London – Die 20 führenden Industrie- und Schwellenländer geben für die staatliche Förderung fossiler Brennstoffe beinahe vier mal so viel Geld aus wie für erneuerbare Energien. Jährlich komme so ein Betrag von rund 422 Mrd. Euro an Fördergeldern für Öl, Gas und Kohle zusammen, heißt es in einer am Donnerstag veröffentlichten Studie der beiden Nichtregierungsorganisationen Overseas Development Institute und Oil Change International.

Erneuerbare Energien werden von den G-20-Staaten demnach nur mit rund 113 Mrd. Euro pro Jahr gefördert. „Die G20-Regierungen untergraben mit den Zahlungen an Produzenten fossiler Brennstoffe ihre eigene Klimapolitik“, erklärte Shelagh Whitley vom Overseas Development Institute.

Wenige Wochen vor der UN-Klimakonferenz in Paris haben die beiden NGOs in der Studie erstmals die verschiedenen staatlichen Finanzierungsmethoden für die klimaschädigenden Energieträger zusammengestellt. So unterscheidet die Studie für 2013 und 2014 drei verschiedene Kanäle, über die Staatsgelder an die Produzenten fließen: Subventionen und Steuervergünstigungen (73 Milliarden Euro), Förderung durch öffentliche Finanzinstitutionen (82 Milliarden) und Investitionen staatlicher Unternehmen (267 Milliarden).

Diese Summen würden gezahlt, obwohl international Konsens darüber bestehe, dass drei Viertel der verbleibenden fossilen Brennstoffreserven nicht mehr genutzt werden dürften.
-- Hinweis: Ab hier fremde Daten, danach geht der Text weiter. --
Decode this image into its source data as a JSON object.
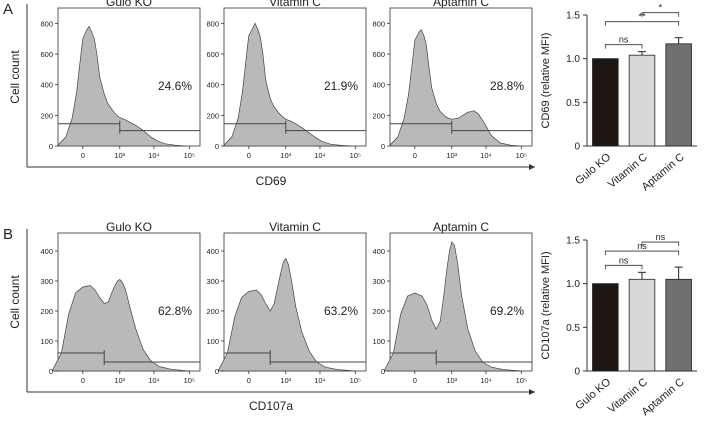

Den G20-Regierungen biete sich eine „vortreffliche Gelegenheit“, den Klimaschutz voranzutreiben, indem sie dieses Geld stattdessen in die Förderung erneuerbarer Energien steckten, stellt die Studie fest.

Bei den Förderern fossiler Brennstoffe führe China das Feld innerhalb der G20 mit jährlich rund 72 Mrd. deutlich an, doch auch Länder wie die USA oder Großbritannien steckten weiter Milliarden in traditionelle Energieträger. (APA, AFP)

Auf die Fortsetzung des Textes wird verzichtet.